The government requested international support for aid A without specifying the actual needs, but did not subordinate the objective. This is a departure from the approach of many other developing countries. International support will be increasingly important as Bhutan loses its LDC status and loses access to granted funding. Bhutan`s 2020-21 energy budget focuses on hydropower. Bhutan`s current electricity generation capacity is 98% of medium and large hydroelectric projects. However, the diversification of Bhutan`s renewable electricity capacity has several potential benefits, including economic growth, industrial development, job creation, electrification of rural areas and the relocation of the electricity system from seasonal weather conditions. Bhutan Power Corp is planning a 180 kW solar photovoltaic project with reasons that could prove to be a catalyst for the development of solar installations. Bhutan`s pandemic economic recovery has not yet sought a green recovery. Government restrictions and the impact of the global economy have caused disruptions in the economy.

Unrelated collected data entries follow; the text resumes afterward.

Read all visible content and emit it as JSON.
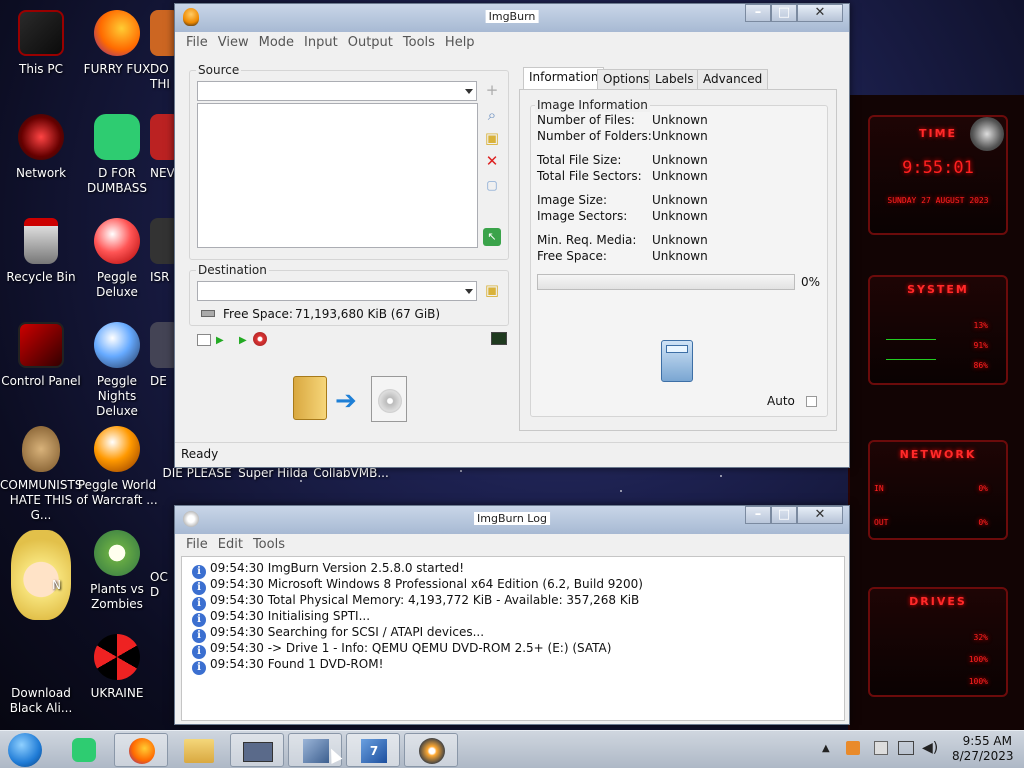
{
  "desktop": {
    "icons": [
      {
        "label": "This PC"
      },
      {
        "label": "FURRY FUX"
      },
      {
        "label": "DO THI"
      },
      {
        "label": "Network"
      },
      {
        "label": "D FOR DUMBASS"
      },
      {
        "label": "NEV"
      },
      {
        "label": "Recycle Bin"
      },
      {
        "label": "Peggle Deluxe"
      },
      {
        "label": "ISR"
      },
      {
        "label": "Control Panel"
      },
      {
        "label": "Peggle Nights Deluxe"
      },
      {
        "label": "DE"
      },
      {
        "label": "COMMUNISTS HATE THIS G..."
      },
      {
        "label": "Peggle World of Warcraft ..."
      },
      {
        "label": "DIE PLEASE"
      },
      {
        "label": "Super Hilda"
      },
      {
        "label": "CollabVMB..."
      },
      {
        "label": "N"
      },
      {
        "label": "Plants vs Zombies"
      },
      {
        "label": "OC D"
      },
      {
        "label": "Download Black Ali..."
      },
      {
        "label": "UKRAINE"
      }
    ]
  },
  "widget": {
    "time_title": "TIME",
    "time": "9:55:01",
    "date": "SUNDAY 27 AUGUST 2023",
    "system_title": "SYSTEM",
    "sys_vals": [
      "13%",
      "91%",
      "86%"
    ],
    "network_title": "NETWORK",
    "net_in": "IN",
    "net_out": "OUT",
    "net_vals": [
      "0%",
      "0%"
    ],
    "drives_title": "DRIVES",
    "drive_vals": [
      "32%",
      "100%",
      "100%"
    ],
    "accent": "#ff2020"
  },
  "imgburn": {
    "title": "ImgBurn",
    "menu": [
      "File",
      "View",
      "Mode",
      "Input",
      "Output",
      "Tools",
      "Help"
    ],
    "source_label": "Source",
    "destination_label": "Destination",
    "free_space_label": "Free Space:",
    "free_space_value": "71,193,680 KiB  (67 GiB)",
    "tabs": [
      "Information",
      "Options",
      "Labels",
      "Advanced"
    ],
    "active_tab": "Information",
    "image_info_label": "Image Information",
    "info_rows": [
      {
        "k": "Number of Files:",
        "v": "Unknown"
      },
      {
        "k": "Number of Folders:",
        "v": "Unknown"
      },
      {
        "k": "Total File Size:",
        "v": "Unknown"
      },
      {
        "k": "Total File Sectors:",
        "v": "Unknown"
      },
      {
        "k": "Image Size:",
        "v": "Unknown"
      },
      {
        "k": "Image Sectors:",
        "v": "Unknown"
      },
      {
        "k": "Min. Req. Media:",
        "v": "Unknown"
      },
      {
        "k": "Free Space:",
        "v": "Unknown"
      }
    ],
    "progress_percent": "0%",
    "progress_fraction": 0,
    "auto_label": "Auto",
    "status": "Ready"
  },
  "log": {
    "title": "ImgBurn Log",
    "menu": [
      "File",
      "Edit",
      "Tools"
    ],
    "lines": [
      "09:54:30 ImgBurn Version 2.5.8.0 started!",
      "09:54:30 Microsoft Windows 8 Professional x64 Edition (6.2, Build 9200)",
      "09:54:30 Total Physical Memory: 4,193,772 KiB  -  Available: 357,268 KiB",
      "09:54:30 Initialising SPTI...",
      "09:54:30 Searching for SCSI / ATAPI devices...",
      "09:54:30 -> Drive 1 - Info: QEMU QEMU DVD-ROM 2.5+ (E:) (SATA)",
      "09:54:30 Found 1 DVD-ROM!"
    ]
  },
  "taskbar": {
    "clock_time": "9:55 AM",
    "clock_date": "8/27/2023"
  }
}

Pre-pandemic projections put GDP growth at 8% in 2020. After the end of the pandemic, Bhutan`s GDP growth estimates were revised between 0.6% and 3%. Recovery efforts have included, for example, tax extensions, tourism, agriculture and construction, not to mention “green” recovery efforts such as the promotion of renewable energy, incentives for low-emission transport or energy efficiency, or support for large-scale landscape remediation. At the end of 2019, Bhutan published its National Energy Efficiency and Conservation Policy (EE-C), supported by an energy efficiency roadmap that has the potential to reduce its emissions by 0.3 million TCO2e per year between 2020 and 2034. The policy is aimed at industry, construction and appliances. Richard Black, director of the ECIU, told the Guardian that the country`s initiative in agroforestry was wise because of its acute vulnerability to climate change. In June 2019, Bhutan published a national waste management strategy aimed at not providing waste supplies by 2030. This policy is likely to reduce emissions from the waste sector. However, it is not included in CTU`s current projections, as there are no quantifiable targets for emission reductions.
In addition to agroforestry, the country plans to take measures to combat the regional growth of “car culture,” including high vehicle taxes, public transport systems and increased use of electric vehicles. According to the carbon comparison tool developed by the Eciu (Energy and Climate Intelligence Unit), the country is now an incomparable carbon sink that absorbs three times more CO2 emissions than its 700,000 inhabitants, mainly thanks to hydroelectricity. However, much of the country does not have access to the electricity grid. “We are seeing a huge [potential] catastrophe developing from the retreating mountain glaciers,” Namgyel said.